Gaza
L'armée israélienne leur a ordonné de quitter le nord de la bande de Gaza pour aller vers le sud. En voiture ou à pieds, les Palestiniens fuient par centaines. Mais "pour aller où?", se demandent-ils, alors que les bombardements frappent partout.
"Jusqu'à quand on va vivre sous les bombes et avec la mort partout?", lance à l'AFP Oum Hossam, 29 ans, ses quatre enfants avec elle et les joues couvertes de larmes.
Depuis que le Hamas l'a attaqué samedi, tuant au moins 1.300 personnes, Israël pilonne sans relâche l'enclave palestinienne contrôlée par le mouvement islamiste Hamas, où au moins 1.500 Palestiniens sont morts, pour un tiers des enfants.
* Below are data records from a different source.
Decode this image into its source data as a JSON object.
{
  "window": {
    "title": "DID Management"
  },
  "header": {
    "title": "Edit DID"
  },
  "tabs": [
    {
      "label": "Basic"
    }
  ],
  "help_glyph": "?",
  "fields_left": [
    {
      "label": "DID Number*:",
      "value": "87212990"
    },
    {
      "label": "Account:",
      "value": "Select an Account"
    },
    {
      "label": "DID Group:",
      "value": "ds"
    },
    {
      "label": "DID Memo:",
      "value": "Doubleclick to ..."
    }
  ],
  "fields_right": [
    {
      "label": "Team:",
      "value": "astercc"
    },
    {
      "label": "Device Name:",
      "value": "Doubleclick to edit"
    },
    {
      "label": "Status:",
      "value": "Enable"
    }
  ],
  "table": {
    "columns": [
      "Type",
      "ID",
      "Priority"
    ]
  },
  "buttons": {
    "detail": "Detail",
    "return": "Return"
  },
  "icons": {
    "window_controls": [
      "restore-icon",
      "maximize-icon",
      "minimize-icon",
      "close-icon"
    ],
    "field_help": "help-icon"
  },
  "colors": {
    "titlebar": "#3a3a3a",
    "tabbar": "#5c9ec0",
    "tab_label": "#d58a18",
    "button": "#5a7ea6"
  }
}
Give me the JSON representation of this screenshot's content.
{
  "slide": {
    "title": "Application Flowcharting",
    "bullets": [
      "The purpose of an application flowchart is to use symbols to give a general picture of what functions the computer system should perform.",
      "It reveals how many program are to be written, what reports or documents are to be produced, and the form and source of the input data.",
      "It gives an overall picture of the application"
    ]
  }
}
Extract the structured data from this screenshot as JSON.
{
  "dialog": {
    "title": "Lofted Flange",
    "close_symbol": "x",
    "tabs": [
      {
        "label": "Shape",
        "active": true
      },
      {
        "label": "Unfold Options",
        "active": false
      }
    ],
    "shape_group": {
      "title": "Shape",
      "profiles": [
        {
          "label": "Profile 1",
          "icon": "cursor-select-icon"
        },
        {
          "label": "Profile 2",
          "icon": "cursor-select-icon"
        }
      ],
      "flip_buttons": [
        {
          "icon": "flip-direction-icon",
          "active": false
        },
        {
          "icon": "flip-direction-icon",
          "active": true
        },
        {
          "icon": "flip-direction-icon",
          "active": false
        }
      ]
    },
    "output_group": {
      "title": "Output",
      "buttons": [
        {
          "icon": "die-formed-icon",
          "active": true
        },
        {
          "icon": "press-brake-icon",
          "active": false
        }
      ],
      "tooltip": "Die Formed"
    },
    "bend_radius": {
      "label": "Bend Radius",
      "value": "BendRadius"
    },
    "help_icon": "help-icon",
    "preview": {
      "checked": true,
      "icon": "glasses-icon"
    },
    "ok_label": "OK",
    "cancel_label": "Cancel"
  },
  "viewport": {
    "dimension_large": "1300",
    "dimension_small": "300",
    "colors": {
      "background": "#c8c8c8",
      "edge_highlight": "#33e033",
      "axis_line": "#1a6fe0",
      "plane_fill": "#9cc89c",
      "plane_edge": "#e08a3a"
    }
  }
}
Oum Hossam a d'abord dû quitter son quartier sous les bombes pour se réfugier chez des proches il y a trois jours. De là-bas, dit-elle, "on m'a dit que ma maison avait été entièrement détruite".
"On n'a plus de maison, tout a été détruit à Gaza. Où sont les Arabes? Il faut qu'ils nous protègent, ça suffit!", poursuit Oum Hossam, qui se déplace maintenant une nouvelle fois en moins d'une semaine.
La question du déplacement est cruciale dans la bande de Gaza où plus de 80% des quelque 2,4 millions d'habitants qui s'y entassent sont des réfugiés chassés de leurs villes et villages à la création d'Israël en 1948.
Oreillers et sacs plastique
Et ces douloureux souvenirs ont encore une fois brutalement ressurgi quand l'armée israélienne a largué des tracts demandant aux habitants de fuir "immédiatement" vers le sud de la bande de Gaza, un territoire exigu de 362 km2, limité au nord et à l'est par Israël, à l'ouest par la Méditerranée et au sud par l'Egypte.
Quelques heures plus tôt, l'ONU a indiqué avoir été informée par l'armée d'un ordre d'évacuation de quelque 1,1 million d'habitants vers le sud dans les 24 heures --un délai que l'armée a ensuite annoncé étendre plus.
Depuis, sur les routes, on voit des familles emportant avec elles quelques affaires dans des sacs plastiques. Ici, un enfant garde serré dans sa main son oreiller. Là, une femme a rassemblé tout ce qu'elle a pu sauver dans un sac de cuir qu'elle porte à l'épaule.
Et puis il y a ceux qui ont décidé de rester. Parce que plus aucun taxi ne circule, parce qu'ils ne connaissent personne qui pourrait les accueillir dans le sud ou parce qu'ils refusent d'imaginer laisser une terre qu'Israël pourrait reprendre.
Le Hamas a mis en garde contre toute évacuation. Le président palestinien Mahmoud Abbas, grand rival du Hamas, l'a aussi dit: ce nouveau déplacement est "une deuxième +Nakba+", la "catastrophe" que constitue pour les Palestiniens la création de l'Etat d'Israël en 1948.
"L'ennemi est féroce et il veut nous terroriser et nous forcer à l'exil, mais on résistera", affirme ainsi Abou Azzam à l'AFP, décidé à rester dans le nord de Gaza.
"Encore?"
Mohammed Khaled, 43 ans, lui aussi veut rester.
"Qu'est-ce que le monde veut de nous? Moi je suis déjà réfugié à Gaza et ils veulent que je reparte encore?", s'emporte-t-il.
"On fera quoi à Rafah?", la grande ville du sud à l'autre extrémité de Gaza, à la frontière égyptienne, à 40 kilomètres à peine de là, dit-il. "Ils veulent qu'on dorme dans les rues avec nos enfants? Je refuse! Je ne veux pas de cette vie indigne!"
"Il n'y a aucun endroit sûr donc on ne sait pas où aller", explique Mohammed Abou Ali, du camp de réfugiés de Chati, le plus grand de Gaza, dans le nord.
"Nos enfants sont sous les ruines et on n'a ni eau ni nourriture", dit-il, après qu'Israël a décrété le siège total de la bande de Gaza, ne laissant plus y entrer ni biens, ni carburant et en coupant les approvisionnements en eau et électricité.
"On est venus se réfugier auprès de l'UNRWA", l'agence de l'ONU en charge des près de six millions de réfugiés palestiniens du monde, affirme-t-il. "Et devant leurs locaux, je demande formellement à l'ONU: on va où nous maintenant?"
Mais même l'UNRWA a décidé de prendre la route du sud, où elle a transféré son centre d'opérations et son personnel.